According to Phoebe Wallish, Executive Officer for Stepfamilies Australia, the festive period is the peak time for people seeking out help or support.

“It is the season of giving – so ‘give’ a little and be realistic about your expectations. Accept that it not always possible to please everyone, including yourself,” Wallish said.

“You may have to divide up your holidays or ‘your time’ with the kids.  It doesn’t all have to be on the one day, suggest options.”

Wallish insisted spending time together is far more important than spending heaps of money, with children more likely to remember special memories than a toy or gift.

“Keep hold of some of the traditions or ways, particularly those that some family members hold important to them, but also start to create new traditions,” she added.

It may be a first Christmas for step-families coming together, with added pressure on the parents or grandparents as they introduce new families to each other.

Wallish advised: “Offer time, support and understanding, particularly for stepchildren and stepsiblings, acknowledging at first that they have no shared family histories. Don’t pressure kids to feel or act in certain ways. Perfect families don’t exist!”

Meanwhile, author Kathy McCoy offered her advice on how to deal with “blended/extended family blues”.

When introducing family to a new spouse or partner, she advised you “insist on courtesy and respect”, but to take it slow – particularly with children – so they know they’re still as important to you.

Meanwhile, she said it’s important to agree on splitting time between different extended families.
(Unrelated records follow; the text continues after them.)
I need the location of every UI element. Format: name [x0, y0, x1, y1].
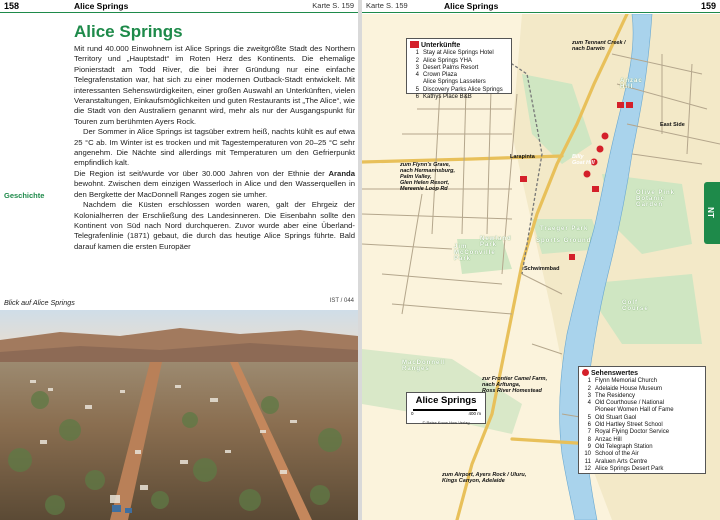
label-newland-park: Newland Park	[480, 236, 512, 248]
left-header-rule	[0, 12, 358, 13]
sights-number: 7	[587, 429, 591, 436]
sights-name: Pioneer Women Hall of Fame	[595, 407, 674, 414]
label-traeger-park: Traeger Park	[540, 226, 589, 232]
label-east-side: East Side	[660, 122, 685, 128]
sights-list	[582, 378, 702, 473]
sights-name: Adelaide House Museum	[595, 385, 663, 392]
sights-name: Alice Springs Desert Park	[595, 465, 664, 472]
sights-item	[582, 400, 702, 407]
photo-caption: Blick auf Alice Springs	[4, 298, 75, 307]
sights-name: Old Courthouse / National	[595, 400, 665, 407]
map-copyright: © Reise Know-How Verlag	[422, 420, 470, 425]
label-larapinta: Larapinta	[510, 154, 535, 160]
sights-number: 8	[587, 436, 591, 443]
sights-number: 2	[587, 385, 591, 392]
sights-item	[582, 378, 702, 385]
accommodation-name: Stay at Alice Springs Hotel	[423, 50, 494, 57]
sights-item	[582, 437, 702, 444]
scale-end: 400 m	[468, 411, 481, 416]
sights-number: 6	[587, 422, 591, 429]
sights-number: 9	[587, 443, 591, 450]
sights-number: 11	[584, 458, 591, 465]
label-jim-mcconville-park: Jim McConville Park	[454, 244, 496, 262]
sight-marker-1	[602, 133, 609, 140]
sights-item	[582, 422, 702, 429]
hotel-marker-4	[592, 186, 599, 192]
accommodation-name: Alice Springs Lasseters	[423, 79, 486, 86]
accommodation-item	[410, 87, 508, 94]
history-side-label: Geschichte	[4, 191, 45, 200]
label-schwimmbad: Schwimmbad	[524, 266, 560, 272]
right-map-ref: Karte S. 159	[366, 1, 408, 10]
photo-credit: IST / 044	[329, 298, 354, 304]
accommodation-name: Discovery Parks Alice Springs	[423, 86, 503, 93]
accommodation-item	[410, 79, 508, 86]
sights-item	[582, 466, 702, 473]
label-macdonnell-ranges: MacDonnell Ranges	[402, 360, 446, 372]
left-page	[0, 0, 358, 520]
sights-name: Flynn Memorial Church	[595, 378, 658, 385]
accommodation-heading: Unterkünfte	[410, 41, 508, 49]
sight-marker-2	[597, 146, 604, 153]
accommodation-item	[410, 72, 508, 79]
history-text-start: Die Region ist seit/wurde vor über 30.000 Jahren von der Ethnie der	[74, 168, 329, 178]
sights-item	[582, 451, 702, 458]
left-page-number: 158	[4, 1, 20, 11]
accommodation-item	[410, 94, 508, 101]
article-body	[74, 44, 355, 252]
accommodation-list	[410, 50, 508, 101]
history-paragraph	[74, 169, 355, 200]
sights-number: 12	[584, 465, 591, 472]
sights-name: Anzac Hill	[595, 436, 622, 443]
map-title-box	[406, 392, 486, 424]
left-map-ref: Karte S. 159	[312, 1, 354, 10]
sight-marker-4	[584, 171, 591, 178]
label-tennant-creek: zum Tennant Creek / nach Darwin	[572, 40, 626, 52]
sights-name: Old Stuart Gaol	[595, 414, 637, 421]
accommodation-item	[410, 58, 508, 65]
sights-item	[582, 386, 702, 393]
sights-name: School of the Air	[595, 451, 639, 458]
scale-bar	[413, 409, 477, 411]
accommodation-number: 1	[415, 50, 419, 57]
sights-name: Royal Flying Doctor Service	[595, 429, 670, 436]
map-title: Alice Springs	[415, 395, 477, 406]
hotel-marker-3	[520, 176, 527, 182]
hotel-marker-2	[626, 102, 633, 108]
left-header	[0, 0, 358, 12]
aerial-photo	[0, 310, 358, 520]
accommodation-name: Alice Springs YHA	[423, 57, 472, 64]
right-page	[362, 0, 720, 520]
accommodation-number: 2	[415, 57, 419, 64]
sights-item	[582, 407, 702, 414]
sights-number: 1	[587, 378, 591, 385]
accommodation-number: 6	[415, 94, 419, 101]
accommodation-name: Crown Plaza	[423, 72, 458, 79]
label-botanic-garden: Olive Pink Botanic Garden	[636, 190, 676, 208]
label-anzac-hill: Anzac Hill	[620, 78, 643, 90]
label-billy-goat-hill: Billy Goat Hill	[572, 154, 595, 166]
right-running-title: Alice Springs	[444, 1, 499, 11]
page-title: Alice Springs	[74, 22, 183, 41]
right-header	[362, 0, 720, 12]
label-flynns-grave: zum Flynn's Grave, nach Hermannsburg, Palm Valley, Glen Helen Resort, Mereenie Loop Rd	[400, 162, 456, 192]
history-bold-term: Aranda	[328, 168, 355, 178]
sights-name: Araluen Arts Centre	[595, 458, 648, 465]
history-text-end: bewohnt. Zwischen dem einzigen Wasserloch in Alice und den Wasserquellen in den Bergkette der MacDonnell Ranges zogen sie umher.	[74, 179, 355, 199]
sights-legend	[578, 366, 706, 474]
sights-heading: Sehenswertes	[582, 369, 702, 377]
thumb-tab	[704, 182, 720, 244]
sights-item	[582, 429, 702, 436]
hotel-marker-5	[569, 254, 575, 260]
accommodation-legend	[406, 38, 512, 101]
history-paragraph-2: Nachdem die Küsten erschlossen worden waren, galt der Ehrgeiz der Kolonialherren der Erschließung des Landesinneren. Die Eisenbahn sollte den Kontinent von Süd nach Nord durchqueren. Zuvor wurde aber eine Überland-Telegrafenlinie (1871) gebaut, die durch das heutige Alice Springs führte. Bald darauf kamen die ersten Europäer	[74, 200, 355, 251]
accommodation-number: 4	[415, 72, 419, 79]
intro-paragraph: Mit rund 40.000 Einwohnern ist Alice Springs die zweitgrößte Stadt des Northern Territory und „Hauptstadt“ im Roten Herz des Kontinents. Die ehemalige Pionierstadt am Todd River, die bei ihrer Gründung nur eine einfache Telegrafenstation war, hat sich zu einer modernen Outback-Stadt entwickelt. Mit interessanten Sehenswürdigkeiten, einer großen Auswahl an Unterkünften, vielen Veranstaltungen, Einkaufsmöglichkeiten und guten Restaurants ist „The Alice“, wie die Stadt von den Australiern genannt wird, mehr als nur der Ausgangspunkt für Touren zum berühmten Ayers Rock.	[74, 44, 355, 126]
accommodation-item	[410, 65, 508, 72]
sights-name: Old Hartley Street School	[595, 422, 663, 429]
sights-name: The Residency	[595, 392, 636, 399]
thumb-tab-label: NT	[705, 207, 715, 218]
label-sports-ground: Sports Ground	[536, 238, 592, 244]
label-golf-course: Golf Course	[622, 300, 649, 312]
sights-item	[582, 415, 702, 422]
label-airport: zum Airport, Ayers Rock / Uluru, Kings Canyon, Adelaide	[442, 472, 527, 484]
sights-item	[582, 393, 702, 400]
accommodation-number: 3	[415, 64, 419, 71]
left-running-title: Alice Springs	[74, 1, 129, 11]
hotel-marker-1	[617, 102, 624, 108]
sights-item	[582, 444, 702, 451]
sights-number: 10	[584, 451, 591, 458]
right-page-number: 159	[700, 1, 716, 11]
accommodation-number: 5	[415, 86, 419, 93]
right-header-rule	[362, 12, 720, 13]
accommodation-item	[410, 50, 508, 57]
accommodation-name: Desert Palms Resort	[423, 64, 479, 71]
sights-number: 5	[587, 414, 591, 421]
label-camel-farm: zur Frontier Camel Farm, nach Arltunga, Ross River Homestead	[482, 376, 548, 394]
climate-paragraph: Der Sommer in Alice Springs ist tagsüber extrem heiß, nachts kühlt es auf etwa 25 °C ab. Im Winter ist es trocken und mit Tagestemperaturen von 20–25 °C sehr angenehm. Die Nächte sind allerdings mit Temperaturen um den Gefrierpunkt empfindlich kalt.	[74, 127, 355, 168]
hotel-icon	[410, 41, 419, 48]
sights-name: Old Telegraph Station	[595, 443, 653, 450]
sights-number: 3	[587, 392, 591, 399]
sights-number: 4	[587, 400, 591, 407]
accommodation-name: Kathys Place B&B	[423, 94, 472, 101]
sights-item	[582, 459, 702, 466]
scale-start: 0	[411, 411, 414, 416]
sight-icon	[582, 369, 589, 376]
“Agree together on when to spend time with each family, when to blend celebrations and how to carve out time for yourselves during the holidays,” she previously wrote in a blog  for Psychology Today.

“Let family members know that you love them, want to be with them and are trying to work out a holiday arrangement that seems fair to all, including you.”

Dr. Gleb Tsipursky, founder of Intentional Insights – a non-profit organisation “providing research-based content to help improve thinking, feeling, and behaviour patterns”, provided some suggestions in a recent advice piece.

Describing a past dinner he experienced at his sister’s house, Tsipursky said he was put across the table from a distant cousin, whose political views he disagreed with. Rather than arguing, he spoke rationally to “Mike” and managed to alter his views by the end of the meal.

“Research on the confirmation bias shows that people tend to look for and interpret information in ways that conforms to their beliefs,” he wrote.

“Moreover, studies on the backfire effect reveal that when people are presented with facts that challenge their identity, they sometimes develop a stronger attachment to their incorrect belief as a defense mechanism.”

Tsipursky recommended showing empathy, even if you don’t agree with someone, before establishing goals you both share and slowly building rapport with that person.